The United States is nearly alone among major world central banks in not moving towards negative interest rates. That zero lower bound remains a lower bound. But in the event of another financial crisis, might the Fed decide to push rates below zero, just like the European Central Bank and the Bank of Japan have done? And if so, what effect would that have on Bitcoin and cryptocurrency?

One type of cryptocurrency with rising popularity are stablecoins. These coins are backed by supposedly stable assets such as physical cash, short-term government debt, or other high quality liquid financial instruments. That lends them a feeling of security and respectability that might entice some investors who otherwise would look askance at “unbacked” cryptocurrencies such as Bitcoin, Litecoin, and Ethereum. They’re essentially a new digital currency backed by a currency basket, not exactly a novel idea.

In the event of worldwide negative interest rates, however, there’s the prospect that those stablecoins could actually generate negative returns. Trillions of dollars of sovereign debt worldwide is already negative-yielding, and central banks returning to monetary stimulus could increase that sum significantly. If a stablecoin is backed by negative-yielding debt then, instead of stablecoin investors potentially increasing their assets through interest, they could actually lose stablecoins through negative interest rates. And if the whole idea behind stablecoins is to provide stability, what investor would want to invest money in an asset that is guaranteed to lose money?

The future for stablecoins, therefore, remains unsure in an era in which negative interest rates may become increasingly common. But stablecoins’ loss is Bitcoin’s gain. It’s almost certain that investors fleeing stablecoins would seek a safe haven with Bitcoin.

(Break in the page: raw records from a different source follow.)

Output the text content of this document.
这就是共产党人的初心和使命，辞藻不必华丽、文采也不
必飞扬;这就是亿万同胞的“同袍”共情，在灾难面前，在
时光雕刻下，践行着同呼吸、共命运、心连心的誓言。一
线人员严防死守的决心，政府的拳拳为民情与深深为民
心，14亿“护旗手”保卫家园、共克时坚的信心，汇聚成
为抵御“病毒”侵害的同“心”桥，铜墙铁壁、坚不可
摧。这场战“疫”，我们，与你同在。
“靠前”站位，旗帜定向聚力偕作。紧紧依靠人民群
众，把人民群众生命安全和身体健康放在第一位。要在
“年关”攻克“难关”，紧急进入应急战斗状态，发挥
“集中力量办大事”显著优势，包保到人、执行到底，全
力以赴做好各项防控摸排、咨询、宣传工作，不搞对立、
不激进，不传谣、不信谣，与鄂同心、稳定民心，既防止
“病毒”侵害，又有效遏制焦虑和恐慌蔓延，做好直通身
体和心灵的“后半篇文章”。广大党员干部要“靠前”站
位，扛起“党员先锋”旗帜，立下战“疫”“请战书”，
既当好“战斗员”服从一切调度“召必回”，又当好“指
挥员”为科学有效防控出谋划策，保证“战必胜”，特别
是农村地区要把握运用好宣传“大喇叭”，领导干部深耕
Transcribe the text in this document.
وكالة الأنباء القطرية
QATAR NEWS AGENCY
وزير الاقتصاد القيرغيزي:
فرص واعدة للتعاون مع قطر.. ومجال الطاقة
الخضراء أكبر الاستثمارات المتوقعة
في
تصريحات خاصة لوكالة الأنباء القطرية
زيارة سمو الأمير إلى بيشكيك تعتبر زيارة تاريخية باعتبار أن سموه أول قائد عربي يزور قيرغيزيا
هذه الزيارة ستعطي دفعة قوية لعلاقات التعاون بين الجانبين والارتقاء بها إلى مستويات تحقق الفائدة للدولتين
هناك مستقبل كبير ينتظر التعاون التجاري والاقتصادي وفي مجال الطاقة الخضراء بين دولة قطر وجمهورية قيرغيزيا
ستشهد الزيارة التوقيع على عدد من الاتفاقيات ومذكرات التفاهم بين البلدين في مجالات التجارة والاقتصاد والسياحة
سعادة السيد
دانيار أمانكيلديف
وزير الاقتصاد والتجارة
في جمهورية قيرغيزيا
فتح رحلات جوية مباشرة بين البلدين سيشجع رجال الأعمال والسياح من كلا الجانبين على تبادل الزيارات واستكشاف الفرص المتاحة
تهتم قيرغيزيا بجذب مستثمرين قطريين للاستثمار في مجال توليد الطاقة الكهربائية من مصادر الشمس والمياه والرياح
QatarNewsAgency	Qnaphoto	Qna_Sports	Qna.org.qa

Bitcoin’s advantage is that it doesn’t have a central entity behind it to continuously inflate the supply of coins, nor is it dependent on the actions of third parties such as central banks. If central banks continue to devalue their own currencies through negative interest rates and quantitative easing, investors will treat Bitcoin more and more as digital gold, an asset that maintains its value through tough economic times and that won’t lose value through inflation or negative interest rates.

Bitcoin was born from the lessons learned during the last financial crisis, and it will face its first big test during the next financial crisis. Right now everything seems to be aligning just perfectly for Bitcoin to make a great breakthrough once the next crisis rears its head. When that crisis occurs, stablecoins’ illusion of stability will be shattered, and Bitcoin will establish itself as the cryptocurrency of the future.